GILES COUNTY, Tenn. (WKRN) – Tennessee’s sex offender laws are so lax, the Giles County sheriff says offenders are crossing the Alabama border to move to Tennessee.
Kyle Helton has been the sheriff of Giles County, which borders two Alabama counties, for 11 years.
Helton says he has recently seen an increase in the number of sex offenders who have moved to his county.
“That’s what I’m seeing. It creates more sex offenders in our county and creates more work for our people to track them,” the sheriff told News 2.
According to Helton, Alabama has some of the toughest sex offender laws in the country.
In the state of Tennessee, a sex offender cannot live within 1,000 feet of a victim. Alabama’s law is twice is tough, and sex offenders must stay at least 2,000 feet away.
When it comes to staying overnight with children, Alabama’s law is crystal clear – no sex offender is allowed an overnight visit with a child under the age of 18, and that includes the offender’s biological children.
In Tennessee, a sex offender can live with their biological children as long as they are not the victim of that crime.
“They admitted to our staff that’s the reason they moved here,” Sheriff Helton says.
Case in point, deputies arrested Josh Hendon last year. The one-time Alabama sex offender faced multiple crimes, including child rape.
Giles County investigators told News 2 that in 2015, Hendon moved just over two miles from northern Alabama to Giles County.
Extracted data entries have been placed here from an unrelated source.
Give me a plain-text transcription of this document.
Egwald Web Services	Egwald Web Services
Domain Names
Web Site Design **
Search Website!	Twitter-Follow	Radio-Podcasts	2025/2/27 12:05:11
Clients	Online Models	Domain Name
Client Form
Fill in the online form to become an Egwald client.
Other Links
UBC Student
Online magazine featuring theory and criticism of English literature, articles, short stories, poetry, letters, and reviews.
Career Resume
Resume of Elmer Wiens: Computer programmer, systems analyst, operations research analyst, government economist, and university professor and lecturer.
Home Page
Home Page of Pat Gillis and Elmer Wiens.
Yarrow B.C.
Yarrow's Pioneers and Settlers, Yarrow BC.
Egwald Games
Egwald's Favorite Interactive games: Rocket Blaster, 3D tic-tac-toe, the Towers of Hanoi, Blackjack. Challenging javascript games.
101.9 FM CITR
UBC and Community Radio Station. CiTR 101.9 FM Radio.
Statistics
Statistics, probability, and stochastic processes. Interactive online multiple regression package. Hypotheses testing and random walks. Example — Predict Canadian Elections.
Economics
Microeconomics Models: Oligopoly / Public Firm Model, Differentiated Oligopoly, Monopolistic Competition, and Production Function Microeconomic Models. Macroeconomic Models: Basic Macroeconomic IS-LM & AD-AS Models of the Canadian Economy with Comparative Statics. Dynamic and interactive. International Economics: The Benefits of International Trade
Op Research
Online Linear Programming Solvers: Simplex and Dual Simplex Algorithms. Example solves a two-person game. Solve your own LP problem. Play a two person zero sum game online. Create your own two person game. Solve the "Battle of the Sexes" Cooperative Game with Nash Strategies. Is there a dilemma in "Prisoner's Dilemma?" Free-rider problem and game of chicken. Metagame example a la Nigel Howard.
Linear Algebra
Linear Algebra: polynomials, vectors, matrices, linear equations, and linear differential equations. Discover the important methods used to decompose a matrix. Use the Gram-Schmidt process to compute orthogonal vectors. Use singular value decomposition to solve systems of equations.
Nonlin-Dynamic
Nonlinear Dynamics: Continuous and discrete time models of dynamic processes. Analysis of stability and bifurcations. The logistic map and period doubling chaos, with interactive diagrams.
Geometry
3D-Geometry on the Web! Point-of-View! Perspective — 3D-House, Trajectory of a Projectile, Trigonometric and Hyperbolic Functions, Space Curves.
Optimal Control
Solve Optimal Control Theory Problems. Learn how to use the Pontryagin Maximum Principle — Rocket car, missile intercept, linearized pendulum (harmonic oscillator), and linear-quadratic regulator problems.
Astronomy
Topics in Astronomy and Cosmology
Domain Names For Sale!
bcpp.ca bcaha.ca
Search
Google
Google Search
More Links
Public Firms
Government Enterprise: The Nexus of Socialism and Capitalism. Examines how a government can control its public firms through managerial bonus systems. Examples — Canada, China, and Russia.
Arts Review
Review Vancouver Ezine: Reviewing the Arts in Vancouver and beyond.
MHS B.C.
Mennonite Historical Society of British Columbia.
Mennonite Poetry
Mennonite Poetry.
He told lawmen he moved to Tennessee so he could live with his two biological children.
While living in Tennessee, detectives say he sexually assaulted a Giles County girl not far from where he moved.
“[It] troubles the neighboring counties as well and they realize that and word of mouth gets out and one sex offender tells another one that the laws are less stringent, so move up there and there are less hoops for them to jump through and therefore, that’s why they are moving to Tennessee,” Lt. Shane Hunter said.
In addition to more sex offenders in Tennessee, Helton says it requires specific things of law enforcement.
“It is a lot of manpower to get them signed up and monitor where they are living,” he explains.
According to the executive director of the Tennessee Sheriff’s Association, 42 of Tennessee’s 95 counties touch another state which presents unique problems for Tennessee law enforcement on many issues ranging from pursuits to extradition to sex offenders crossing state lines.